Saturday, November 25, 2023

From A to B

Do you remember how you learned how to read? Actual details, like how old you were, where you were, what you read and who you were with? I can't. By all accounts, I should have never ended up calling "writing" my profession because reading and me had a difficult start. We weren't pals.

My kindergarten teacher, Mrs. Hampton or Mrs. Washington, my memory fails, was a strict graying woman outta the '50s who wore stern-looking muted dresses to our classroom and had seating charts. This would have been around 1973. If my memory serves, I wasn't one of her favorites. I do recall a sweet little girl who sat by me, named Jackie, who was a pixie and wore the most enviable shiny white knee-high boots with heels. I was more interested in those boots than the alphabet. She wore them in our class photo.

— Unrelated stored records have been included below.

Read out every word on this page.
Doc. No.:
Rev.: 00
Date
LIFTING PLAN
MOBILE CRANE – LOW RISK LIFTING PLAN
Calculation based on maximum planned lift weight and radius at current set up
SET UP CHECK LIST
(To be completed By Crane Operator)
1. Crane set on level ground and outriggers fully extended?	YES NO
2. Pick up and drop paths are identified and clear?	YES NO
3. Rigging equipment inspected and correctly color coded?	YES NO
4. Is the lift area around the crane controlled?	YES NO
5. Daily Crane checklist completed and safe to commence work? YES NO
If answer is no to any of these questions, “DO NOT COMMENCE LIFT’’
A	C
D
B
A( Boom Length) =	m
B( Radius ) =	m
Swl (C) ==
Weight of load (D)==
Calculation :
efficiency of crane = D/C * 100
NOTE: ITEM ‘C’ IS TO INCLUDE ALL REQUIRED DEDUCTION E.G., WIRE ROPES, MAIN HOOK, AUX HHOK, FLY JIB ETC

One afternoon, the teacher pulled me into the hallway (this wouldn't be the last time) and sat me down with flashcards of the alphabet. Maybe terrified, I did my best to give her the answers she wanted though my responses had to have missed the mark a few times. I knew the basics, A, B, C, those early letters were a breeze, but the farther down in the alphabet, my familiarity dropped off like a sugar cube in black coffee. Plop. The U, W, Y, all looked the same to me. Can't you see a resemblance?

Not too long after our hallway visit, my mom started quizzing me in the car about billboards. What can you read there, honey? while pointing out the window. And I'd do my best to answer. Again, I have no idea what I said or if my interpretation of the Sinclair gasoline or the tires at Sears ads were right. If my mom had a heart-to-heart with me about my shortcomings, I can't recall that either. I just wasn't really interested in reading or writing. I was interested in my friend Jackie, her boots and playing at recess.

Feet on hopscotch box
Mrs. Hampton/Washington kept me back from recess once. It was an ordinary day and didn't have anything to do with reading lessons or the alphabet. We were assigned an in-class exercise, and instead of following directions, I recruited another friend, Monica, to play a game. It could have been Candyland or Operation. We had just gotten out the game, and pulled our seats together, when the teacher stormed over and leered down at me, calling us out for failing to follow instructions. I got a paddling in the hall. I hope Monica did not but I was so humiliated, that part of the story is lost. It was extremely painful, and I still have a bad word or two for my kindergarten teacher floating in my head today about her choice of discipline. 

My efforts at reading probably, most likely, almost certainly didn't improve after that point. I caught up somewhere along the way. Though to this day, I couldn't tell you the title of the first book I ever read. It would have been along the lines of Flat Stanley or Judy Blume or somesuch. Reading never gave me the joy my teacher promised. It wasn't Mrs. Hampton/Washington's fault. I just got behind, and it took me decades to catch up. I'm still catching up. 

The fact that this didn't hold me back from learning how to write is a miracle. How is it possible that a half-hearted kindergartener with little interest in letters and books became a writer later? Other teachers, a poem or two, some speeches I wrote, helped. At one point, the letters started to click together easily. It all comes so easily now. It is a gift not taken for granted.